The myth of the six NBA draft picks offered for Frank Kaminsky is dead, and Frank himself has killed it.
On NBA Draft night 2015, something of a perfect storm happened. As Justise Winslow tumbled down the board, the Boston Celtics allegedly scrambled frantically to find a way to trade up and take him. The Charlotte Hornets, meanwhile, were right in the path of the fall, and by the time Winslow was on the board for them at No. 9 overall, the frenzy among fans was growing to huge proportions.
The Celtics, again, allegedly, offered a total of six picks, or four first-round picks, in order to move up into the ninth pick and take Winslow.
According to Frank Kaminsky, in his reddit AMA, the reporting that flew around that night was not accurate. “The draft night reporting was just off. The 6 picks thing got blown of [sic] of proportion. Went from 2 to 4 to 6 in like 2 days of media reporting but whatever.”
The Celtics are a team that has a bit of a reputation for misleading the media. The Hornets are a team that, especially under the Rich Cho regime, was notorious for not interacting with the media about things that weren’t official, and even sometimes things that were.
Add in Zach Lowe just beginning to make the shift from analytic writer to newsbreaker, some vague quotes from Curtis Polk and Dan Le Batard that referenced an offer but not the contents thereof, and Frank being Frank, and you just had the perfect recipe for misinformation to fly.

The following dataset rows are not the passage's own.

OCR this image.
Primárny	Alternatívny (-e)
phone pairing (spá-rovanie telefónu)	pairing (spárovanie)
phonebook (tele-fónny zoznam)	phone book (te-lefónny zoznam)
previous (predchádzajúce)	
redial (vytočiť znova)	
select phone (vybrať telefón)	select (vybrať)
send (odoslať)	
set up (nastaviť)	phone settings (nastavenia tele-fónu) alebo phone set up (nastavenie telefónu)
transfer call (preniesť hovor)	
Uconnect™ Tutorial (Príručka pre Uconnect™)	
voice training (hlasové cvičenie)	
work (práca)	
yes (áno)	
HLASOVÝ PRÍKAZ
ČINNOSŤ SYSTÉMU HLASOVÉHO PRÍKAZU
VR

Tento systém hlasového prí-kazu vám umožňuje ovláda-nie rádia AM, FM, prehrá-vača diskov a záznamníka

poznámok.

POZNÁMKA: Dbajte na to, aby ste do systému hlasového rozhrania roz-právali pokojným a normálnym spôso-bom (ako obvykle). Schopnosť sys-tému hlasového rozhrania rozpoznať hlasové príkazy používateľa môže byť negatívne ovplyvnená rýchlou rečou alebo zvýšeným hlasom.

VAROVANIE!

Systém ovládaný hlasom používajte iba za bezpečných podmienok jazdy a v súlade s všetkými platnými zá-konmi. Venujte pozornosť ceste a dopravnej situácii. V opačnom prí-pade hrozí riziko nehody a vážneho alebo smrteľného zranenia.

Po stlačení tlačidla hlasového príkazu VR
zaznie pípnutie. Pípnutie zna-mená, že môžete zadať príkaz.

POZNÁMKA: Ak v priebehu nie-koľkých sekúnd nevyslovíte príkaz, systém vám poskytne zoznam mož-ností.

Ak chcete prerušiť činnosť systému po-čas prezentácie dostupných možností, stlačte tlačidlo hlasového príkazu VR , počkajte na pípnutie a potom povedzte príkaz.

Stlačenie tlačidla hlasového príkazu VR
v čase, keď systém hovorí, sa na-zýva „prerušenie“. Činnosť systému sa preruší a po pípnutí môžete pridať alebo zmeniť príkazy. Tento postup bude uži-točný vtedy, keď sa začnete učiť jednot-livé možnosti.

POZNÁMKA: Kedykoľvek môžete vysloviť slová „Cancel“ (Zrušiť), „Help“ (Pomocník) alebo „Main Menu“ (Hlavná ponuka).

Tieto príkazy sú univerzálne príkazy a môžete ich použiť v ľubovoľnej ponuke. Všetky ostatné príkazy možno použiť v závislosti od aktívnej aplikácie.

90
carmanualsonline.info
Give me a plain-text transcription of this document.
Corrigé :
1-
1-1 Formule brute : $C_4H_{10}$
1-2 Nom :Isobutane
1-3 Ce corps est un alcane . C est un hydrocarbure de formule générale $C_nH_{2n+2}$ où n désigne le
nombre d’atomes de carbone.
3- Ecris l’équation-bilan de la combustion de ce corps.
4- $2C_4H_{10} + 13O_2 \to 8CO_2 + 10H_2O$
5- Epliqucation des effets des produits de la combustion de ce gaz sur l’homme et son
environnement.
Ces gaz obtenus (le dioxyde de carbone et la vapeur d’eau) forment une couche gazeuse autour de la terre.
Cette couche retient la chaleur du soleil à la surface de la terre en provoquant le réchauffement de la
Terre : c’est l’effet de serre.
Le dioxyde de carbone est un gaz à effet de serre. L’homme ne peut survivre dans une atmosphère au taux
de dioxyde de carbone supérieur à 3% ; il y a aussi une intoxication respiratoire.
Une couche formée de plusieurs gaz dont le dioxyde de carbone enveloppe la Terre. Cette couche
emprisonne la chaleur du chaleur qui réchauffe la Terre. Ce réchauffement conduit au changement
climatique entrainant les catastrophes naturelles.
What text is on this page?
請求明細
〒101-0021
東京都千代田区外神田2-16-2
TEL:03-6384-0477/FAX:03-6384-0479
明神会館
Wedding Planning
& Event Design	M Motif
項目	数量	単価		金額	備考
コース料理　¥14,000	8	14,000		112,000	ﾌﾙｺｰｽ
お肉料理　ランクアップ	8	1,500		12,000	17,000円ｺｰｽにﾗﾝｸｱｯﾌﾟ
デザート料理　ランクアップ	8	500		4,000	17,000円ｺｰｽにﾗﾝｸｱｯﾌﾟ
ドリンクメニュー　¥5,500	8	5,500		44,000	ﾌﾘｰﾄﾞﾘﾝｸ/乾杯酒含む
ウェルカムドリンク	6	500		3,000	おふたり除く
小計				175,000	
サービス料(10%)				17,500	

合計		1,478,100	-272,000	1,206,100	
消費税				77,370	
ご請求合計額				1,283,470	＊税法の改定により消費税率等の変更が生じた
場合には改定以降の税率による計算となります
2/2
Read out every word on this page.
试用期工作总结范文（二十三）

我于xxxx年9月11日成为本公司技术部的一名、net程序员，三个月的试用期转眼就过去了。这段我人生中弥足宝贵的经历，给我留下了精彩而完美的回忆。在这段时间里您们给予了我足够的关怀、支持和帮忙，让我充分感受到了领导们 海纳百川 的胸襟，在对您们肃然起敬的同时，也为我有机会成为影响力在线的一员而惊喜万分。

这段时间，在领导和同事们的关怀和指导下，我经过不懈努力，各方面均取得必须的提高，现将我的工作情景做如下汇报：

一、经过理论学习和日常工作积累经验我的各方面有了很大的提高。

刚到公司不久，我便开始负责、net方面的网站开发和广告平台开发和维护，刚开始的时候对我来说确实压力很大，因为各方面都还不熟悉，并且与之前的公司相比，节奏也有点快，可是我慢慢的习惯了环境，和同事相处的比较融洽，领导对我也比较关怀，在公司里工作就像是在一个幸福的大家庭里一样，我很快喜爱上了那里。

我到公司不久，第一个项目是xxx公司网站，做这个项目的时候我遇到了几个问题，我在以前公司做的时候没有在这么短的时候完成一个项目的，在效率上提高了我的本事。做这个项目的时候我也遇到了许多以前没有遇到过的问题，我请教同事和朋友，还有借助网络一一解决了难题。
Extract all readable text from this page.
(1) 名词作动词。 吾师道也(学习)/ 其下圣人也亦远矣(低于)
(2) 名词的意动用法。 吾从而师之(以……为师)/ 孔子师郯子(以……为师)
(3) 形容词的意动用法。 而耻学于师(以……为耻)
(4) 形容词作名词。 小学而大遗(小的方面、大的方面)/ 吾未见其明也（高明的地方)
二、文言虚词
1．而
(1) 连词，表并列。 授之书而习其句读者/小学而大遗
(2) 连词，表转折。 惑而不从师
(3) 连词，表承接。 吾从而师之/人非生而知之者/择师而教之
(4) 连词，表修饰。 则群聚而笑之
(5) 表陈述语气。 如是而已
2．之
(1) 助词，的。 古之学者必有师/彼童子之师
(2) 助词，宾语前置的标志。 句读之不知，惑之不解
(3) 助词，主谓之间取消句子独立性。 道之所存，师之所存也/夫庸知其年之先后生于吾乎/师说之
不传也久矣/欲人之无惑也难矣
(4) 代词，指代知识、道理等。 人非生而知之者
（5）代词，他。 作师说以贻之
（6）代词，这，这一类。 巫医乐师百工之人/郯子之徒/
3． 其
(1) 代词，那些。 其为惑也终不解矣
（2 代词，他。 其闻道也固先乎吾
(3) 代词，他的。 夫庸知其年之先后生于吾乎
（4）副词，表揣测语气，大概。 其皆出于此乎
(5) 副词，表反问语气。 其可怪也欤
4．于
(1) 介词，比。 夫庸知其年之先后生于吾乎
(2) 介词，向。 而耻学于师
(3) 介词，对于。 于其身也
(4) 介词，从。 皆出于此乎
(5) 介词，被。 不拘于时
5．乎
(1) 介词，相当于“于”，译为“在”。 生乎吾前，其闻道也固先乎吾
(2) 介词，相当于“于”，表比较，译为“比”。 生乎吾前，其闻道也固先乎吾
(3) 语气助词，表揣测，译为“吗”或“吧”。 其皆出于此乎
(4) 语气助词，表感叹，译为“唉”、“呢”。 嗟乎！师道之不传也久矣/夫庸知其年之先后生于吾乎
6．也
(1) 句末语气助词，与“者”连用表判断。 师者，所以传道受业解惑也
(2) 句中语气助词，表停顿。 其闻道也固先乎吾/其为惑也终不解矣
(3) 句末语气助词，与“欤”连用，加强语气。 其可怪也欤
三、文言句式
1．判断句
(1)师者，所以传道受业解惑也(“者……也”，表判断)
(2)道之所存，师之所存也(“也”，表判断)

Sources that have a high degree of credibility were seemingly corroborating this insane story that the Hornets had passed up this huge offer and drafted that goofy tall guy (who actually turned out fine, in context of the ninth pick).
Three years later, Hornets fans can finally have some closure about that draft. They may not know the exact offer, but they can rest easy in that the crazy things that were reported (even if they were under an old regime), weren’t true, and that the most inside of inside sources has confirmed it.
They can stop holding that crazy offer over Frank’s head, because it didn’t exist, and maybe, just maybe, they can start to appreciate Frank as a player — just in time for him to hit restricted free agency — rather than bemoaning the mythical picks.